On 28 May the treaty was signed. It was just two days after the proclamation of the independence of Georgia on 26 May 1918, and four days after the fruitless German-mediated peace conference between the Ottoman and Transcaucasian governments was closed in Batumi on 24 May 1918. Encouraged by the German mission led by Friedrich Freiherr Kress von Kressenstein and Friedrich Werner von der Schulenburg, Georgia withdrew from the federation and declared itself a separate republic. In a desperate quest for an ally and facing a renewed Turkish offensive, the Georgian ministers immediately hurried to Poti where a German delegation headed by Count von Lossow were waiting aboard S.S. Minna Horn. A provisional treaty was signed at Poti on 28 May. Georgia was to receive recognition and protection from Imperial Germany.
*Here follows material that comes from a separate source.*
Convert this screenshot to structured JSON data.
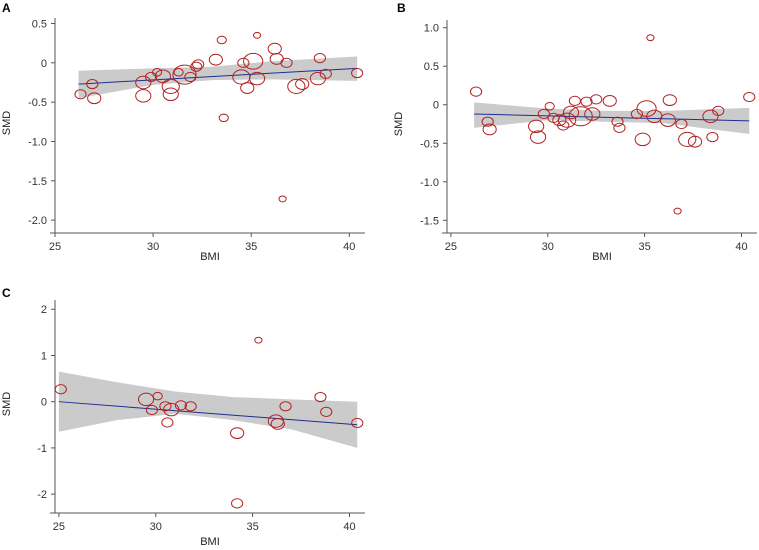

The convention provided among other things for Germany to have free and unrestricted use of Georgia’s railways and all ship available in Georgian ports, for the occupation of strategic points by German expeditionary forces, the free circulation of German currency in Georgia, the establishment of a joint German-Georgian mining corporation, and the exchange of diplomatic and consular representatives. In a secret supplementary letter, von Lossow promised to help in securing Georgia’s international recognition and safeguarding its territorial integrity.

== Aftermath ==
The German-Georgian cooperation, however unequal and short-lived, proved to be highly beneficial for the young Georgian republic and contributed to its survival in the turbulent year of 1918. On 11 May a new peace conference opened at Batumi. At this conference the Ottomans extended their demands to include Tiflis as well as Alexandropol and Echmiadzin through which they wanted to build a railroad to connect Kars and Julfa with Baku. The Armenian and Georgian members of the Republic’s delegation began to stall. Beginning on 21 May, the Ottoman army moved ahead once again. The conflict led to the Battle of Sardarapat (21–29 May), the Battle of Kara Killisse (1918) (24–28 May) and the Battle of Bash Abaran (21–24 May). On 4 June the Democratic Republic of Armenia was forced to sign the Treaty of Batum.

The German mission left for Constanţa, taking with it a Georgian delegation composed of Chkhenkeli, Zurab Avalishvili, and Niko Nikoladze, who were entrusted by the Government of Georgia with negotiating a final treaty in Berlin. However, Georgia decisively refused to ally itself with the Central Powers in the war and protracted negotiations ensued, only to be rendered abortive by the military defeat of Germany in November 1918.